Braveboy, while satisfied that Urbanski could potentially serve a maximum life sentence without parole under his murder conviction, believed hate crimes would more easily go through the courts under the new definition, clearing up judges’ room for interpretation.

The current law, Braveboy said, could easily be construed to define a hate crime as wholly motivated by race or other targets of discrimination, which can be difficult for prosecutors to prove beyond a reasonable doubt.

Braveboy and the family, along with friends and community leaders, testified to both the Maryland Senate Judicial Proceedings Committee and the House Judiciary Committee Tuesday, urging both to change the law.

Read more: [“Unsettling”: UMD community reacts to removal of hate crime charge in Urbanski trial]

“It’s the thing that we owe to our son’s legacy,” said Richard Collins II, Collins’ father.

Since 2017, more than 7,000 hate crimes have been reported to the FBI nationwide each year. While Maryland saw a decrease in hate crimes in 2018, Collins’ murder took place during a three-year spike of bias-related incidents in the state, according to a 2018 Maryland state police report.

Rashawn Ray, a sociology professor at this university, called race-motivated hate crimes a national epidemic. The bill, he said, was a step forward.

“I don’t care if it’s 1 percent hate, 5 percent hate, 100 percent hate,” said Ray, a board member of the 2nd Lt. Richard W. Collins III Foundation. “Hate is something that we shouldn’t necessarily tolerate.”

Read more: [Family of Richard Collins planning to push for changes in Maryland’s hate crime law]

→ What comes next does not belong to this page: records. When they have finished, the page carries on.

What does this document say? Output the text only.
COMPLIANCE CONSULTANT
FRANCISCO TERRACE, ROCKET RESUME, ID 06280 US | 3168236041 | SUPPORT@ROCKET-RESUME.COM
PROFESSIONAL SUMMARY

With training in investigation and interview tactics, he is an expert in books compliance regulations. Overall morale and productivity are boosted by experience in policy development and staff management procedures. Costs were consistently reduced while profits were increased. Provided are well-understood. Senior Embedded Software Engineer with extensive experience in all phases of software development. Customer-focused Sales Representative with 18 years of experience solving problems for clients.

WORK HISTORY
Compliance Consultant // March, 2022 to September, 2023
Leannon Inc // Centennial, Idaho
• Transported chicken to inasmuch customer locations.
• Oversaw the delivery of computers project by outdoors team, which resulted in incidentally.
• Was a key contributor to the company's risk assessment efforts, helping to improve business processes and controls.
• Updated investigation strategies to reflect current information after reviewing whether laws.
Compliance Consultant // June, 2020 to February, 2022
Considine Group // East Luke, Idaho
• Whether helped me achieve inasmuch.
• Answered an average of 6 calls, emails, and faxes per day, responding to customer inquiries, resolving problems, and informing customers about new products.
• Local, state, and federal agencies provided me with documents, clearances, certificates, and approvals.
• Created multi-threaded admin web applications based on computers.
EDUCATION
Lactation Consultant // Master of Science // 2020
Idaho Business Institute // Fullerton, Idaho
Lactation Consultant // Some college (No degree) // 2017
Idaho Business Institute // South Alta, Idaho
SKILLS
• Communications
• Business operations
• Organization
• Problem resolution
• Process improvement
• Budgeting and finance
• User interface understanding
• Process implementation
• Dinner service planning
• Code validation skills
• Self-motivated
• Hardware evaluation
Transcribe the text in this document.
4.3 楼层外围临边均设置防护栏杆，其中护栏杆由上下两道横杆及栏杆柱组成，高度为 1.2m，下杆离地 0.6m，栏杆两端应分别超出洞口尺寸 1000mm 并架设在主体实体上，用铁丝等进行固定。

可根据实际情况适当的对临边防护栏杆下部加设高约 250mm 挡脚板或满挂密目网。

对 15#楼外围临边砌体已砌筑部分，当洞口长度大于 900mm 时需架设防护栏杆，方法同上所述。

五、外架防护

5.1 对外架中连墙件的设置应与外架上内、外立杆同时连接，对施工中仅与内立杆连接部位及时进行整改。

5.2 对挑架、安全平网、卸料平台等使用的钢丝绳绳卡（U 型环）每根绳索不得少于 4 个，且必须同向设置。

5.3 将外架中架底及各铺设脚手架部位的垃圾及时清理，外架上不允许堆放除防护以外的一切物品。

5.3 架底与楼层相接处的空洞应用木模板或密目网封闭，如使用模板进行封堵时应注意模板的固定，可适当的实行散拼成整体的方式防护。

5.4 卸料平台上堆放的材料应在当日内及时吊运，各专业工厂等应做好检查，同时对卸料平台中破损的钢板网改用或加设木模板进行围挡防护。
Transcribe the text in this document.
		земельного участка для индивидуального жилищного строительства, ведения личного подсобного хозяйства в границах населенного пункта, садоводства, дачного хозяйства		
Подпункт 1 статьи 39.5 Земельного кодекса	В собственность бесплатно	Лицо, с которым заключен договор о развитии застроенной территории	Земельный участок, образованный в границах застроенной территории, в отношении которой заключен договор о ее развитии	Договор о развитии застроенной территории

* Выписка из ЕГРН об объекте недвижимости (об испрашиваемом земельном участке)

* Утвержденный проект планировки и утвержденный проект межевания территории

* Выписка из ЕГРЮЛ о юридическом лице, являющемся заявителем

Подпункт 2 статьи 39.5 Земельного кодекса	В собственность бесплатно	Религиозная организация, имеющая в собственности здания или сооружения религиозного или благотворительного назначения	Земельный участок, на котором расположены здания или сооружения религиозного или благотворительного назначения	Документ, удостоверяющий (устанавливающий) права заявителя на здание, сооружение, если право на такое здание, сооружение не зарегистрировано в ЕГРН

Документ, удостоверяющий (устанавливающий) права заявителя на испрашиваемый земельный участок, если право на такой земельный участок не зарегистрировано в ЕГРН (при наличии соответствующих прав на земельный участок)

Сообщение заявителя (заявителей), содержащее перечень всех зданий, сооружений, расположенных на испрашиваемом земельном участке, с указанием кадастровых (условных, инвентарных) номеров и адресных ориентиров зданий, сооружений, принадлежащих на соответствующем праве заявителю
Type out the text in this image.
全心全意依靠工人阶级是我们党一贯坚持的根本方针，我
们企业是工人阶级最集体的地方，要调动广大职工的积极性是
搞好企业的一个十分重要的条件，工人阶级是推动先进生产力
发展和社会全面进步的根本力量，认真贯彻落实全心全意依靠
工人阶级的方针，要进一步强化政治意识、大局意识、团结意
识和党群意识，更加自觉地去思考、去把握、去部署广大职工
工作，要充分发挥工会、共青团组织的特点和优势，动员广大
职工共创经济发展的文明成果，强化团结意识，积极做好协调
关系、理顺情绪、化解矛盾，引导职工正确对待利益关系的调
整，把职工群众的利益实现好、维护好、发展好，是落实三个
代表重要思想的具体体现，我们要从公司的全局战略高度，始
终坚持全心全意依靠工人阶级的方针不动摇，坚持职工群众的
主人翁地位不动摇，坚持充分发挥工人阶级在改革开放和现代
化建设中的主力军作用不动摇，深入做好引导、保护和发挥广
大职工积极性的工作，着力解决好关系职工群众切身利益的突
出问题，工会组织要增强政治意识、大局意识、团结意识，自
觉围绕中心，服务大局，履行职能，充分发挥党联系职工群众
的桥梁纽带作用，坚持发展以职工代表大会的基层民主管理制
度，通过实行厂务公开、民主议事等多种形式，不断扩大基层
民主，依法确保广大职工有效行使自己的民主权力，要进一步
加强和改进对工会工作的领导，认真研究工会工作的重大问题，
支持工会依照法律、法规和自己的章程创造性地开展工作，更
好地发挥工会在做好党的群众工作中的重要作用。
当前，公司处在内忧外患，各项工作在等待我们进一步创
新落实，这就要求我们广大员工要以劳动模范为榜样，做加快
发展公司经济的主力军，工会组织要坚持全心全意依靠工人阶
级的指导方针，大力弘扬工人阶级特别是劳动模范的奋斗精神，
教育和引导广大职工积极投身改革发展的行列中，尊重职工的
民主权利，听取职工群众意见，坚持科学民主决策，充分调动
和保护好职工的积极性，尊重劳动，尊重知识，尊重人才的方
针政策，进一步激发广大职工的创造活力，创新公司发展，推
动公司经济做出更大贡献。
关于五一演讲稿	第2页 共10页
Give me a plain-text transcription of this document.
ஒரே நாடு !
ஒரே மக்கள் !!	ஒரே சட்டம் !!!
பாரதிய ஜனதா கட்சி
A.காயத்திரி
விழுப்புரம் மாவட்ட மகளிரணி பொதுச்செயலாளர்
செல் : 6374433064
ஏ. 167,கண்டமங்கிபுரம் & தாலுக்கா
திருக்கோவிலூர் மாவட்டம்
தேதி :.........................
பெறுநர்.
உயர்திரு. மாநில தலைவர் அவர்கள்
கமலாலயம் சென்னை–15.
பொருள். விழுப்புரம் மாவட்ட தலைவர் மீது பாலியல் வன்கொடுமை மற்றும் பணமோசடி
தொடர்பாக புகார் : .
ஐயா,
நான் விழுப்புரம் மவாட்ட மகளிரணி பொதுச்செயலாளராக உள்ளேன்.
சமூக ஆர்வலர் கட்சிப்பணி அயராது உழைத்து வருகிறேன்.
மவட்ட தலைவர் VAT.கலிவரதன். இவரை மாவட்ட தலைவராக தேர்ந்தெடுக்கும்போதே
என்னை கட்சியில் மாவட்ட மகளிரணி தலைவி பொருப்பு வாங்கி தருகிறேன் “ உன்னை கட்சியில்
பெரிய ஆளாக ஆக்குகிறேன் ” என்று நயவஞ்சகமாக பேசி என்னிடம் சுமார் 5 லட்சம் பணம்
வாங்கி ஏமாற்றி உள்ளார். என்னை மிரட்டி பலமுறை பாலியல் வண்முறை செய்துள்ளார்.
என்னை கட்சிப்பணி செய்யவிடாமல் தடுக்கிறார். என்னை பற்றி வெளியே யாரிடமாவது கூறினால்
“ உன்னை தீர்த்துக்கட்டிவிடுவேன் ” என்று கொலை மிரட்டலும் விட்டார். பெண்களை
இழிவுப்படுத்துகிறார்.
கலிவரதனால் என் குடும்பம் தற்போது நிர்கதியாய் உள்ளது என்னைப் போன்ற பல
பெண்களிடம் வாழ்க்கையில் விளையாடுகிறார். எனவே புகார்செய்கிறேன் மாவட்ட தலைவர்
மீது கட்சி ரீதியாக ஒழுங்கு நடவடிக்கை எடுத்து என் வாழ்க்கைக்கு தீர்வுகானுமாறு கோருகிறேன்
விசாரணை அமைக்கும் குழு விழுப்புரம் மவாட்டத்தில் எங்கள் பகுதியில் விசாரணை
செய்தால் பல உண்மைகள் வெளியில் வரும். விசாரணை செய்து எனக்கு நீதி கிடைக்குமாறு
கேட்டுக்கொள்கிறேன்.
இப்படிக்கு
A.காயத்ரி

While the companion bills — House Bill 917 and Senate Bill 606 — go through the state legislature, Congress is also considering a bill pushed by the foundation that would treat ROTC graduates who die before assignment as the law treats Armed Forces members who die in active duty, opening their families up to financial benefits.

Extended family and friends of Collins, as well as leaders from organizations such as the Southern Poverty Law Center and the Maryland Crime Victims’ Resource Center, also came to testify on behalf of the hate crime bill Tuesday.

Krystal Oriadha, co-founder of the county’s LGBTQ Dignity Project, spoke about her own experiences with hate as a black gay woman to the two committees, recalling being spat on and having rocks thrown at her.

“I fight for the right for you to understand that you don’t have the right to beat me,” said Oriadha. “You don’t have the right to oppress me, you don’t have the right to rape me, you don’t have the right to kill someone that looks like me. And that is what this law is about.”

After testimony ended, the family and their supporters filed out, seemingly in high spirits. Braveboy said while there’s no guarantee the bill will pass through the General Assembly, she’d seen a large amount of support from state senators and delegates. Collins’ father said he was “cautiously optimistic.”

“You can never tell just how any type of bill of bill or legislation will ultimately turn out,” he said. “We’re just moving on to the next thing.”

After the testimony, the day’s morning dreariness had cleared away and light streamed into the house lobby. After her family split up, Dawn Collins rested in a corner of the hallway. She’d made good on a promise to herself.

“Don’t let another mother feel the pain that I feel,” she said. “That I feel daily.”